Across a host of metrics, PayPal seems like a cheap stock. For example, the price-to-earnings ratio is just 14x, a smidge below the 15x line in the sand that Buffett is largely believed to favor.
And then there’s the growth. On the top line, PayPal is forecast to grow at 8.2% annually over the next 5 years while net income is expected to climb annually at a 6% pace. While these numbers aren’t going to knock your socks off, they do correlate to a PEG ratio of just 0.2, meaning PayPal is trading at rock bottom price-to-earnings ratio when future earnings growth is factored in.
That’s why if you’ve got $6,000 to spare, buying 100 shares of this fintech stock might be just the way to go. But is there a catch?
Key Points
- PayPal, with $30 billion in revenue and $5 billion in operating income, has a low valuation at 2x sales and a 14x price-to-earnings ratio.
- The FinTech leader faces slowing growth, intense competition, regulatory issues, and declining profit margins.
- Despite challenges, PayPal’s low valuation suggests it may be undervalued.
Why Is PayPal So Cheap?
It’s probably fair to say there are four reasons why PayPal is cheap now. The first is that the company’s growth rate has been slowing to the single-digits versus the double-digits to which investors had become accustomed. According to PayPal’s Q1 2024 earnings report, the company posted a revenue of $7.04 billion, up 8% from the previous year, but below the 12-15% growth range observed in earlier years.
PayPal is also subject to much greater competition than in its early days. PayPal’s active accounts grew by 1.5% in Q1 2024, reaching 429 million, indicating that while the user base is growing, it is at a slower pace compared to the competition. Companies like Square, Revolut, and even Stripe are putting pressure on PayPal to innovate and maintain market share.
Regulatory challenges have been a pain point too. In 2023, PayPal was fined $30 million by the Consumer Financial Protection Bureau for mishandling customer funds, highlighting the regulatory risks the company faces.
But perhaps the biggest issue of them all is profit margin pressures. PayPal’s operating margin for Q1 2024 was 19%, down from 21% in the same quarter the previous year, reflecting rising costs and competitive pressures.
So, Is PayPal a Buy?
In spite of the dulling growth rates, poor profit margins and heightened competition, PayPal is a standout buy on one key measure, valuation.
A 5-year discounted cash flow forecast pegs fair value at an astonishing $96 per share. Admittedly that is well above the consensus price target among analysts of $77 per share. Nonetheless, if those analysts are right, PayPal has the potential to climb by 29.2% whereas a discounted cash flow target translates to almost double that.
In addition, management has been engaged in buying back shares, a real tailwind for the stock that provides support underneath. Last year, the company repurchased $5 billion alone at an average price of $67 per share, well above the current price.

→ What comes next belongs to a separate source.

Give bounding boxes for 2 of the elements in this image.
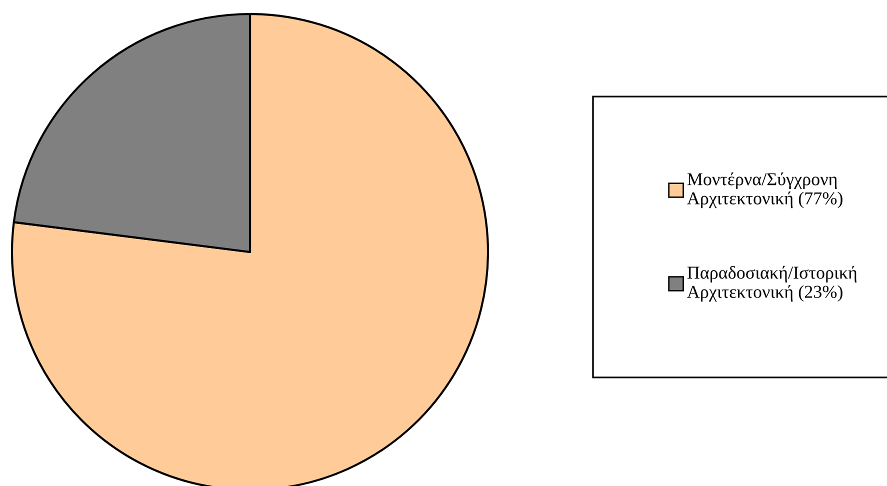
legend-label: Παραδοσιακή/Ιστορική Αρχιτεκτονική (23%) — [687, 266, 856, 302]
legend-label: Μοντέρνα/Σύγχρονη Αρχιτεκτονική (77%) — [687, 172, 842, 208]
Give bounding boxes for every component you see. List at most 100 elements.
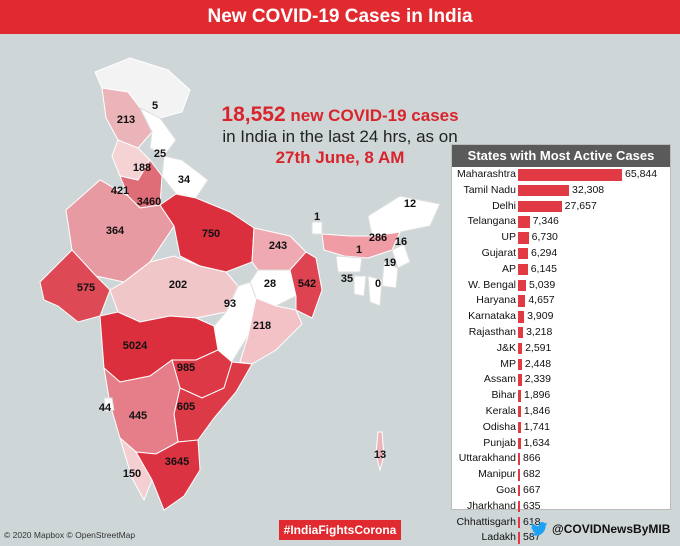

Or in other words, if they thought $67 per share was a steal last year, investors today are really getting a bargain with the stock down approximately another $10 per share.
In addition, sentiment is moving in favor of PayPal too with 8 analysts upgrading their earnings estimates for the upcoming quarter. Put all those into the mix and you end up with a stock that just might be too cheap to ignore.